A médica destaca que a vacinação em massa é uma medida crucial para evitar ou conter a abrangência de surtos da hepatite A. "A proteção da vacina começa, em geral, dentro de quatro semanas após a vacinação. Deve ser feito um reforço seis meses depois", ensina Juliana Ayres de Alencar Arrais Guerra.

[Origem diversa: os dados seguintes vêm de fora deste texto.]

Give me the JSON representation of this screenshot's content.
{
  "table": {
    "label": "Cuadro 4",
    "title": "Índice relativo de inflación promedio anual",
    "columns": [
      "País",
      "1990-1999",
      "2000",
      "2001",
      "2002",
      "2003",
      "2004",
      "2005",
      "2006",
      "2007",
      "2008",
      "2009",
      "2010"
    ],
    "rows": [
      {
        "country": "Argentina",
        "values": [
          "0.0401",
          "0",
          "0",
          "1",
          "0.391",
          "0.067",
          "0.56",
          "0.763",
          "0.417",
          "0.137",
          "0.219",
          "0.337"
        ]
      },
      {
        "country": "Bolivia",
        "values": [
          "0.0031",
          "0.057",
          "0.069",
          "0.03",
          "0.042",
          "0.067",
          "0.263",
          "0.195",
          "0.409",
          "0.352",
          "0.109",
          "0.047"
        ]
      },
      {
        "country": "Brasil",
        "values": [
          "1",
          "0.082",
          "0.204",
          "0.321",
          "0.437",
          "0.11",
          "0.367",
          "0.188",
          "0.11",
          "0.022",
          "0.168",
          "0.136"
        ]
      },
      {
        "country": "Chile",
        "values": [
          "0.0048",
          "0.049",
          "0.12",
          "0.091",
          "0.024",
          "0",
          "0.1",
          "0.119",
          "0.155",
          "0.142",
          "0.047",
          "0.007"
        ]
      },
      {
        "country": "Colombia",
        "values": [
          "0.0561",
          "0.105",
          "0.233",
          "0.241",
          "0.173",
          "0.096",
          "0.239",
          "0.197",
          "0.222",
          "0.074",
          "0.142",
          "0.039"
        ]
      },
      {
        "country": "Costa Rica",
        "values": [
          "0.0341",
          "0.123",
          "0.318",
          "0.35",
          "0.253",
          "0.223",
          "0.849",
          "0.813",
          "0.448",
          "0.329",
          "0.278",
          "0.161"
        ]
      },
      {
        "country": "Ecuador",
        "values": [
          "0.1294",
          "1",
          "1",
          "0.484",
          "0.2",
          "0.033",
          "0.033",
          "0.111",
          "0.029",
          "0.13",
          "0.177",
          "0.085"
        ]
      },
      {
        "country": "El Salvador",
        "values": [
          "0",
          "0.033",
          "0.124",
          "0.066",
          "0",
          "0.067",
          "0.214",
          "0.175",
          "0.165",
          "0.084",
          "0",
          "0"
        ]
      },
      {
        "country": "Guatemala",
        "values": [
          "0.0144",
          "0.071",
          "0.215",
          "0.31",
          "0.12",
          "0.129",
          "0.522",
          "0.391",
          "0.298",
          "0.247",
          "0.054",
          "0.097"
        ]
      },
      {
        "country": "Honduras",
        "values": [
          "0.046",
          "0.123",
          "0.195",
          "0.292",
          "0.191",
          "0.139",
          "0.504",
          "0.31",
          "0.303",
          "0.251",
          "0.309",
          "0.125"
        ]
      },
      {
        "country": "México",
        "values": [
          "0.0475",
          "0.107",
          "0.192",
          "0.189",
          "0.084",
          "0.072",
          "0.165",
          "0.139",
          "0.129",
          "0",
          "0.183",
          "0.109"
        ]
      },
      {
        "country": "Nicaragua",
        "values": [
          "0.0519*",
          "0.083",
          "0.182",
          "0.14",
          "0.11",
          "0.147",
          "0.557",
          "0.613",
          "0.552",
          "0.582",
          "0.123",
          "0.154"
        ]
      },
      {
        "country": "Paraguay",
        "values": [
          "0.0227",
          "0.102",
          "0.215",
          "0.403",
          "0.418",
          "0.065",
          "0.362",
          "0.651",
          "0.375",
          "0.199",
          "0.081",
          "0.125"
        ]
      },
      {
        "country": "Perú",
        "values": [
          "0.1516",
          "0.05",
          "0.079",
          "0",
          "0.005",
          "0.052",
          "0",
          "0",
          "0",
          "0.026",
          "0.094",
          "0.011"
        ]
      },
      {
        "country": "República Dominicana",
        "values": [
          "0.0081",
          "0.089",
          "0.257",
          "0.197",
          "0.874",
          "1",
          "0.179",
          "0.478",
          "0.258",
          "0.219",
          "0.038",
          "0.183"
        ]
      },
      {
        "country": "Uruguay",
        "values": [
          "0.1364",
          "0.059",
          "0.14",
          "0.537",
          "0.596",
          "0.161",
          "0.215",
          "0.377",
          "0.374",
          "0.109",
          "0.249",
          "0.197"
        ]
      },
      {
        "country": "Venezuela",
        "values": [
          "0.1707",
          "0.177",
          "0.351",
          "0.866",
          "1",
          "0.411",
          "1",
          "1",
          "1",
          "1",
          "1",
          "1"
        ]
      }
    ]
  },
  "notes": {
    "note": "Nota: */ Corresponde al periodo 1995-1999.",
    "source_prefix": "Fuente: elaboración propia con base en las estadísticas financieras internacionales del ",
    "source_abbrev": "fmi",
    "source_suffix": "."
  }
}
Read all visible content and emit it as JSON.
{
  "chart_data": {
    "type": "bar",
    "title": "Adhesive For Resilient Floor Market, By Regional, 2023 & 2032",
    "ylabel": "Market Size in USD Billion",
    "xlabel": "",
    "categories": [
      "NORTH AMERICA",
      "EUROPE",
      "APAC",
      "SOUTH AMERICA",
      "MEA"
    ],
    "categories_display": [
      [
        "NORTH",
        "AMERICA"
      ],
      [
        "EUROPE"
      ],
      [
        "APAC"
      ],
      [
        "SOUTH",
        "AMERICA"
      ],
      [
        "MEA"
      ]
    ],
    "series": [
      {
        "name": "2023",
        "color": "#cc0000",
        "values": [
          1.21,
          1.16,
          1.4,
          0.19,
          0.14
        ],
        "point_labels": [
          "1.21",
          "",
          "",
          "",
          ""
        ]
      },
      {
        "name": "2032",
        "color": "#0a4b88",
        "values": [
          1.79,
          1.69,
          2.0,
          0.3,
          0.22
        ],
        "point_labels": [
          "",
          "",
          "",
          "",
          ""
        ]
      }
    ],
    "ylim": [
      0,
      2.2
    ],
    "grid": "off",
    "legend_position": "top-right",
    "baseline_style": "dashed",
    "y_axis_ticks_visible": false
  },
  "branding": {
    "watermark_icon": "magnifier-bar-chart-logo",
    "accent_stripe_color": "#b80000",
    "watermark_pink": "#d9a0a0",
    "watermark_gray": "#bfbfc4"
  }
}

O Ministério da Saúde informou, em nota técnica, que crianças, gestantes e pessoas com algumas condições pré-existentes receberão a vacina no Rio Grande do Sul.

 

Impacto

 

A Equipe de Trabalho da Organização Mundial de Saúde (OMS) sobre Alterações Climáticas, Doenças Tropicais Negligenciadas (DTN) e Malária, fez a análise de 42.693 artigos científicos e constatou que ainda não existe uma compreensão suficiente dos impactos reais e potenciais das alterações induzidas pelo homem nos padrões climáticos na malária e nas DTN. “A crise climática tem o potencial de reverter décadas de progresso na saúde e no desenvolvimento globais", disse Tala Al-Ramahi, Diretora de Estratégia da Reaching the Last Mile. “É urgentemente necessário um maior investimento nas pesquisas para apoiar o desenvolvimento de intervenções oportunas e baseadas em evidências, e para nos permitir antecipar e mitigar as piores consequências das alterações climáticas na saúde humana.”

 

As informações são do Correio Braziliense.